Publicado 19/08/2026 16:21

O partido Vox solicita ao Ministério Público que investigue em conjunto as supostas agressões sexuais ocorridas em Ceuta desde 30 de

O presidente do VOX, Santiago Abascal, concede entrevista coletiva à imprensa na Praça da África, em 2 de agosto de 2026, em Ceuta (Espanha).

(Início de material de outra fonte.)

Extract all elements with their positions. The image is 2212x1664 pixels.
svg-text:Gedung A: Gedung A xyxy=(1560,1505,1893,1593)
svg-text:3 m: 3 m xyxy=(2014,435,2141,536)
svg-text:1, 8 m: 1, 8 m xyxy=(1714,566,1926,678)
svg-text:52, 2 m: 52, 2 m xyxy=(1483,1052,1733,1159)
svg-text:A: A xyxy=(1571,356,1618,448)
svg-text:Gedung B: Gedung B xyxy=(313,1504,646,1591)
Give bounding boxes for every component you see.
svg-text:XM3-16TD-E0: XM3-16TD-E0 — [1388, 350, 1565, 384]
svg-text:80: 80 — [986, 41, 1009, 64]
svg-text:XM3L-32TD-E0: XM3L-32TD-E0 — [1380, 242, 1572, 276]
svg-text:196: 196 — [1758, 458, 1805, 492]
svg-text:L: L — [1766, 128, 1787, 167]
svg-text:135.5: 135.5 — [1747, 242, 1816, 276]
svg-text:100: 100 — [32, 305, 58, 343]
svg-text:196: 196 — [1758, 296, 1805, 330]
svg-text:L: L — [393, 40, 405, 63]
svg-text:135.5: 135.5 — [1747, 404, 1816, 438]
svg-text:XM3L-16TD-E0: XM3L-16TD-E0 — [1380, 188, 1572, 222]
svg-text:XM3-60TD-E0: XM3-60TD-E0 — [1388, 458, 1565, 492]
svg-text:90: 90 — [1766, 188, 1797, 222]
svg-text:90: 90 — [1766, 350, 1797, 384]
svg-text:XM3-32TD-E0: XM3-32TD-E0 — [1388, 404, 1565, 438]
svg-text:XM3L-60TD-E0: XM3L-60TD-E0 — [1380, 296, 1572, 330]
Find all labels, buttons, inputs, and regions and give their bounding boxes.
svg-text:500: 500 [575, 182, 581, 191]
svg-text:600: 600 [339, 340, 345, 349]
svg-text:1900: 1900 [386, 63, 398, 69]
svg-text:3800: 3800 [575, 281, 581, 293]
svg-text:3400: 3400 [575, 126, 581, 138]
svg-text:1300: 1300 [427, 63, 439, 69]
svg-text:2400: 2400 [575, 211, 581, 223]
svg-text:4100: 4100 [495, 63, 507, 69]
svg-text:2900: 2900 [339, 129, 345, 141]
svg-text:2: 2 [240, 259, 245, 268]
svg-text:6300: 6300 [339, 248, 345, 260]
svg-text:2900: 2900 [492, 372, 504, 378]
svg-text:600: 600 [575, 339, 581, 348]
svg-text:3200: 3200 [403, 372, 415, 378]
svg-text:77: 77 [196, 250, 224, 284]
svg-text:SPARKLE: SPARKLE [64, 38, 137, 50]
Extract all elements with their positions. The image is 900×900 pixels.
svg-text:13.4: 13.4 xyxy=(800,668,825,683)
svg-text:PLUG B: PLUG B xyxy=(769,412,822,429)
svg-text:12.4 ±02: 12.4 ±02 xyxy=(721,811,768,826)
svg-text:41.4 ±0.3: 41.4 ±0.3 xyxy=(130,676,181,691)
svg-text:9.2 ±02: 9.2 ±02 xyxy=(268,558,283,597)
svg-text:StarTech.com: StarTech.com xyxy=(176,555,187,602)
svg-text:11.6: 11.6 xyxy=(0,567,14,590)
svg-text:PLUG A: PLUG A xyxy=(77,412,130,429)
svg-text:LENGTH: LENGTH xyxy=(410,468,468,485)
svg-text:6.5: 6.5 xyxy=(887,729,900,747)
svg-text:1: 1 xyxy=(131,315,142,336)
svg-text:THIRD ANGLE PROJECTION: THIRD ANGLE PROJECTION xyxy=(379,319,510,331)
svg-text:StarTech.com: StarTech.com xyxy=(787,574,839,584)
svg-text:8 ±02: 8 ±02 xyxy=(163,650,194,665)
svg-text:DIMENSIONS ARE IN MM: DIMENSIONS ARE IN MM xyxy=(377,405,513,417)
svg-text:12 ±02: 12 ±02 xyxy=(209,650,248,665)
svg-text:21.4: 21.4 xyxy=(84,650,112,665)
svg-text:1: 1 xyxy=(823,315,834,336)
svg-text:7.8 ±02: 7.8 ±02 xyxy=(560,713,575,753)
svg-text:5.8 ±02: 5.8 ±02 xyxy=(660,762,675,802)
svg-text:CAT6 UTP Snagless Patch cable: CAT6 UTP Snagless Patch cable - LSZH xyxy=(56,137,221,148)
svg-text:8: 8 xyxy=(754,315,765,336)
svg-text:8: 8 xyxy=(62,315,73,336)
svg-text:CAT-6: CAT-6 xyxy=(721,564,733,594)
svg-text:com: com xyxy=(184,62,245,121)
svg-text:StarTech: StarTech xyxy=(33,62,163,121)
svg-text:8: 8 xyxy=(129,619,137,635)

O presidente do VOX está em Ceuta para abordar as consequências da crise migratória.
Marcos Moreno - Europa Press

MADRID 19 ago. (EUROPA PRESS) -

O partido Vox solicitou ao Ministério Público da Região de Ceuta que sejam investigadas em conjunto as supostas agressões sexuais denunciadas na cidade autônoma desde a crise migratória de 30 de julho passado, na qual 70 mil pessoas provenientes do Marrocos entraram irregularmente na Espanha.

O partido, em um documento ao qual a Europa Press teve acesso, invoca o artigo 5º do Estatuto Orgânico do Ministério Público para que sejam iniciados inquéritos sobre todas as agressões sexuais denunciadas em Ceuta nas últimas quase três semanas, conforme informado pelo partido.

A formação política liderada por Santiago Abascal destaca que o Ministério Público informou, por meio de resposta por escrito, que, até esta segunda-feira, foram registradas treze denúncias, embora a maioria tenha sido “arquivada provisoriamente” por não ter sido possível determinar a identidade do autor.

O partido também solicitou que as investigações sejam conduzidas de forma conjunta, pois cada denúncia é tratada “de forma autônoma”, e reclama que não há contextualização de que “os fatos estão ligados pela invasão de Ceuta”.

“Esse elemento central, juntamente com os perfis da vítima e do agressor — uma vez que não é possível identificá-los —, permanecerá impune e será investigado de forma inadequada”, prossegue o documento.

Por isso, a denúncia do Vox sustenta que esse “tratamento agregado” é uma “exigência da obrigação de investigação efetiva que o Tribunal Europeu dos Direitos Humanos vinculou aos artigos 3º e 8º da Convenção”, e que tal instância “criticou a resposta a incidentes concretos sem uma abordagem sistemática quando os fatos apresentam um padrão comum”.

O documento do Vox classifica os supostos fatos “de acordo com os artigos 178 e seguintes do Código Penal e levanta, como hipótese que somente a investigação pode confirmar ou descartar, a eventual aplicação dos tipos de crime de grupo ou organização criminosa, do artigo 510 e do artigo 607 bis, por crimes contra a humanidade”.

Além disso, ressalta que existe uma “dimensão organizada” e solicita que “se determinem, por meio de provas, os padrões comuns que permitirão conhecer a realidade dos fatos em nossa fronteira”.

O Vox também solicitou outras seis medidas ao Ministério Público: uma lista única das denúncias por crimes sexuais desde 30 de julho e a eliminação de duplicidades entre registros policiais, de saúde e judiciais; o relatório dos processos abertos em Ceuta por esses fatos, incluindo os arquivados; relatórios policiais de análise de padrões nesses supostos fatos; a comparação dos perfis genéticos com as bases de dados policiais de DNA; um estudo que esclareça se houve incitação à prática de agressões sexuais; e depoimentos das vítimas que ainda não tenham prestado, além de mecanismos de proteção.